Blaine shakes his head. He’s trapped in a daze, wondering if he’s actually awake or if he’s still under anesthesia, dreaming that this is real. Because if it is real, it’s the most amazing, fantastical thing he’s ever heard in his life, second to finding out that the donor registry had found him a new heart.

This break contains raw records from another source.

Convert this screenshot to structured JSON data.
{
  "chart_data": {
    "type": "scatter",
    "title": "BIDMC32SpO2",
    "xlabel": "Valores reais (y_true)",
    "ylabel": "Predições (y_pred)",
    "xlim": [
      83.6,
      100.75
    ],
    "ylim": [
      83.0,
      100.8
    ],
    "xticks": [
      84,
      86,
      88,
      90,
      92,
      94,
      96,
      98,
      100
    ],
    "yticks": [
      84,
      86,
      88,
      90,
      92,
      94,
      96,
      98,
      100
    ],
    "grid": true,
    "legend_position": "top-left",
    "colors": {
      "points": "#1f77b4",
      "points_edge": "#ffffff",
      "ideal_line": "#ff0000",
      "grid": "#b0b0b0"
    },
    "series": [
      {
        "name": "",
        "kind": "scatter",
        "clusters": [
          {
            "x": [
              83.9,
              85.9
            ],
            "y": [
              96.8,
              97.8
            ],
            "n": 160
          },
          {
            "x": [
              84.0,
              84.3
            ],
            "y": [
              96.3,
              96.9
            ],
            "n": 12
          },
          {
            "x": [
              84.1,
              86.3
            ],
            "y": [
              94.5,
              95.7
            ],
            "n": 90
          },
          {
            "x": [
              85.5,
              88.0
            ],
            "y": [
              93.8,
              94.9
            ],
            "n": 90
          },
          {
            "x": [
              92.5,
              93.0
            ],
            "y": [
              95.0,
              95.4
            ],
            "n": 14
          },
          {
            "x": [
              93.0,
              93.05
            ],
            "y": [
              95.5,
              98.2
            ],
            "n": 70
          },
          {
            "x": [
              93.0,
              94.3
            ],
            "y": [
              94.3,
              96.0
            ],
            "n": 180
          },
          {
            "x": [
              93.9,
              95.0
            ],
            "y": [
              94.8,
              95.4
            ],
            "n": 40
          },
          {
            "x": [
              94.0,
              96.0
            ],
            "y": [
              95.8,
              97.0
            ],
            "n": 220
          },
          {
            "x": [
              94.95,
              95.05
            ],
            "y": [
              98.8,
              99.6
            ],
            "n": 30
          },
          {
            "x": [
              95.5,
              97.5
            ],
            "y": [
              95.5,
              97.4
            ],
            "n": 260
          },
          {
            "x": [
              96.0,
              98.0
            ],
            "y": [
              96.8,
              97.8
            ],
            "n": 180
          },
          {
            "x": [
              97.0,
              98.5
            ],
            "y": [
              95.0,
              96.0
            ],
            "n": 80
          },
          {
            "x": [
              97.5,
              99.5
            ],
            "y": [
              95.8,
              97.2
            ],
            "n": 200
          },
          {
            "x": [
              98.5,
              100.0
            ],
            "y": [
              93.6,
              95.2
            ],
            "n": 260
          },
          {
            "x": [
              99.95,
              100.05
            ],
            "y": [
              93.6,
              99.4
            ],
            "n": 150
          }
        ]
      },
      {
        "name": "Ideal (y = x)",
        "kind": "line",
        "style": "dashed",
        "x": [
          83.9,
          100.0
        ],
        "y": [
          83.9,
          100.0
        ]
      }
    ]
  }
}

And third to the day Kurt said, “I do.”
“The surgeon told me it appeared after they had the heart implanted,” Kurt explains when the blank look on Blaine’s face becomes blanker. “The second they began to suture and the heart became yours, it appeared.”
“But … how?”
“Because it was never about the heart, Blaine.” Kurt moves the x-rays to the chair and leans in, forehead to forehead, carding careful fingers through his husband’s hair as Blaine’s face begins to crumble, quiet sobs shaking his sore chest. “You said so yourself. You never loved me because my name was written on your heart. Your soulmate mark is a part of you because you love me. It was never going anywhere … and neither was I.”